Time and distance has let the brain run wild, even if there haven’t been enough moments to type it all up. This is a good thing (well, maybe not the time part), and, fortunately, Krendel was designed from the ground up to allow for this. One of the best parts of Krendel is its modularity. You can toggle just about any part of it on or off or change something about entirely and it still works as intended.
As ideas putter about, I also see things that I could have done better and things I would have preferred had I flipped them around.
All of this means that I’ve been doing some tinkering. I’ll be sharing many of the rules I’ve been flipping about. Where they may lead to a new edition eventually, just consider them options you can use to better tailor your game. Up first are some options for expertise.
As I’ve mentioned before, expertise is perhaps the trickiest part of the Krendel system because it operates in an opposite manner to most games. This is also why there’s a “No Expertise” optional rule. Beyond this, it also has a very big impact on your character since you may feel encouraged to buy a skill up to level two and then just let it sit. Of course, this also means that the rules for expertise are ripe for play. With that in mind, here’s four new options for expertise that I came up with.
- Expertise - Only Training: Without expertise your effective skill level is zero, but you are considered trained so long as you have any level in the skill. When you first purchase a skill (aka an actual trained skill level of one), you get your free expertise for that skill.
- Expertise - Minimal Level: Your maximum effective level is one, but expertise removes this limitation normally. When you first purchase a skill (aka an actual trained skill level of one), you get your free expertise for that skill.
- Expertise - Specialization & Mastery: If you have expertise, then your maximum effective level becomes 4, unless you have specialization in that area of focus. Likewise, with specialization, your maximum effective level becomes 6, unless you have mastery. With mastery you have no maximum effective level. You automatically gain one free specialization when you skill reaches level 4 and one free mastery when your skill reaches level 6. Like expertise, both specialization and mastery grant +1 Strength for the purpose of meeting and exceeding requirements. The number of boosts is now limited to 1, 2 with expertise, 3 with specialization, and 4 with mastery.
- Expertise - Progressive: Without expertise, your effective skill level is half your actual skill level, rounded down. When you first purchase a skill (aka an actual trained skill level of one), you get your free expertise for that skill.
Under the base approach, having a skill level of two opens the door to a lot of core powers since you don’t need to have an expertise to grab one of those powers, unless you have a negative trait like foolish. This changes with the first two optional approaches. Of course, this also gives you a 60% chance of success assuming no difficulty.

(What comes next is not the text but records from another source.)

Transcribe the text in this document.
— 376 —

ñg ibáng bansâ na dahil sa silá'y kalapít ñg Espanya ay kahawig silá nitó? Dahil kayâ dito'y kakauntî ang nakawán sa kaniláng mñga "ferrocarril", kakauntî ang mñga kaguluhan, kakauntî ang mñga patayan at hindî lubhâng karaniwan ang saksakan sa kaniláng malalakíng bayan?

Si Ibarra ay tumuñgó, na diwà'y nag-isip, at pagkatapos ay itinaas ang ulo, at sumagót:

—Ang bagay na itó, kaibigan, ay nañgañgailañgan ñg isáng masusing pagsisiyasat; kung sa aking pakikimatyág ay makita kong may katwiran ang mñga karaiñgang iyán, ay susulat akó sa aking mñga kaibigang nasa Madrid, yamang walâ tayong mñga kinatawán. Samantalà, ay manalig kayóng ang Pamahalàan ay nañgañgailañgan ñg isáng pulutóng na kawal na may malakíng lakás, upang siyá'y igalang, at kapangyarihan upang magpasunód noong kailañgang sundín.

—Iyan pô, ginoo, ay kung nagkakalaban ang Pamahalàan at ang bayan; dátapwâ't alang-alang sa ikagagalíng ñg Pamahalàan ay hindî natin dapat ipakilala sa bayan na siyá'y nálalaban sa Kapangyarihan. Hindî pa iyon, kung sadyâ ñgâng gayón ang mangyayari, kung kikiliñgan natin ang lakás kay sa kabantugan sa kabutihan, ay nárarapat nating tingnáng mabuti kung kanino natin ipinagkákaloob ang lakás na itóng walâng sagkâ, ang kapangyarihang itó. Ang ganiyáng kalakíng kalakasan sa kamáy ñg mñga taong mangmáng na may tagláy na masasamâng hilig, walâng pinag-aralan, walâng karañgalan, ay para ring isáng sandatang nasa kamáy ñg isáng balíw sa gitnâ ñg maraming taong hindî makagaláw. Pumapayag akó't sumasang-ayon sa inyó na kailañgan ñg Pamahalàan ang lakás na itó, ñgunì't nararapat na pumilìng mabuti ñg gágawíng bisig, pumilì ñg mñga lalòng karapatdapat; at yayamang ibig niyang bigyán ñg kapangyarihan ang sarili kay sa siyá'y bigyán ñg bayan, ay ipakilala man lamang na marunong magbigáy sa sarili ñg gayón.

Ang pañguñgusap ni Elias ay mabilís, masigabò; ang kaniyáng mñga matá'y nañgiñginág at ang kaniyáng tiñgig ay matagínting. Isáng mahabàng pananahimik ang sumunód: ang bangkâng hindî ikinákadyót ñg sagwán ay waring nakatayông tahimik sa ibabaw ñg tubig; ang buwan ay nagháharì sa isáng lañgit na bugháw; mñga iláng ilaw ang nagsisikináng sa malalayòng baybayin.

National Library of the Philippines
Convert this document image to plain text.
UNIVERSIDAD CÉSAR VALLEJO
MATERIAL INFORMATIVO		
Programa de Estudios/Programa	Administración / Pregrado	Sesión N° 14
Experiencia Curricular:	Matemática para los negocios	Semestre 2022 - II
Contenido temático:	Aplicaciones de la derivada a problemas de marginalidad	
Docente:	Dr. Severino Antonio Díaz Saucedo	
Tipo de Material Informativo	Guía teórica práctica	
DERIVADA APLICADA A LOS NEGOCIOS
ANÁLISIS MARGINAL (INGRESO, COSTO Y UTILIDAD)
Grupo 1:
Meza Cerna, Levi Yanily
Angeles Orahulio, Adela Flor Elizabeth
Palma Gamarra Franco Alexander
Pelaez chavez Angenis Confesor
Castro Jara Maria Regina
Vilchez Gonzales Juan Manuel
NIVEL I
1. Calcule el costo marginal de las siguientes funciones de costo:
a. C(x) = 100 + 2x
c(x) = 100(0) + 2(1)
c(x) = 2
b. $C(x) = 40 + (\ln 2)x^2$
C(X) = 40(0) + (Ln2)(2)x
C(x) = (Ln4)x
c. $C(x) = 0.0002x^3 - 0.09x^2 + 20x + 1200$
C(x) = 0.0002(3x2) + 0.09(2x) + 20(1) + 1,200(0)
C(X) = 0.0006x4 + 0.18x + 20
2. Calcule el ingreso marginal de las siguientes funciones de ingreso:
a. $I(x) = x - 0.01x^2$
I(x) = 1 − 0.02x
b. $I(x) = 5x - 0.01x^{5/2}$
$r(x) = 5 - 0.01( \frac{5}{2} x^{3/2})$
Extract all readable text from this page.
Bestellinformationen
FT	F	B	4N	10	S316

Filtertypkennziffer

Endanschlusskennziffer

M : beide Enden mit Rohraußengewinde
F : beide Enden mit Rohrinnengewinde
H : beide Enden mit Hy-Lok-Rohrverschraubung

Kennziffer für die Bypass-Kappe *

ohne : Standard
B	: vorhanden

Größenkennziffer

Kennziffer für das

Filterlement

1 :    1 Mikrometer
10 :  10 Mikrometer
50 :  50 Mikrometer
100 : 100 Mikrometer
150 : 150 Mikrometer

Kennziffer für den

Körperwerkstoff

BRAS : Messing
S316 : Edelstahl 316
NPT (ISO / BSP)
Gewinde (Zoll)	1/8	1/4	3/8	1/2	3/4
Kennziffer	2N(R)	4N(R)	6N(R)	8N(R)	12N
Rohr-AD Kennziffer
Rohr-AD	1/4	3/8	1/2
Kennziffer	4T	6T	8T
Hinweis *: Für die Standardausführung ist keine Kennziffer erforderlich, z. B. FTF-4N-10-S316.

Only Training prevents access to any of those powers sans expertise or a species that grants a positive trait like robust, which you then also purchase as an elective trait. It also means that you only have a base 40% chance of success for anything not related to your expertise, which is the same as someone untrained. Though, unlike an untrained character, you have access to actions that require training, like identify, manipulate device, and disarm.
Minimal Level reverses the position of the base rule: you won’t have easy access to lesser core powers unless you have a positive trait, such as agile, which increases the value of those. The chance of success when skilled but not an expert hits 50%, which is a nice number.
Specialization & Mastery introduces a nice gatekeeping feature and a big XP sink, but it was removed during playtests for a few reasons: it’s a pain to track, players spent too much XP on them instead of powers, and it made things more complicated that most players could easily use at the table. This was also back when expertise, specialization, and mastery were all powers, not their own thing. Ultimately, they were just too much for too little gain. So I ditched them, but that doesn’t mean that other folks won’t find the approach a better fit for their table.
I’ll admit that of these four, the last one, Progressive, has my attention the most. The other approaches to expertise establish a paradigm whereby you set a foundation of knowledge and then focus your studies. Under the Progressive approach, you simply learn your area(s) of focus faster and better and your knowledge base spills over to other areas as you go. The former reflects how we usually learn in school whereas the latter reflects how we usually learn in life. The Progressive approach also preserves the ability to grab core powers without expertise, but it delays this benefit until you are really good (skill level 4), which helps ensure character differentiation.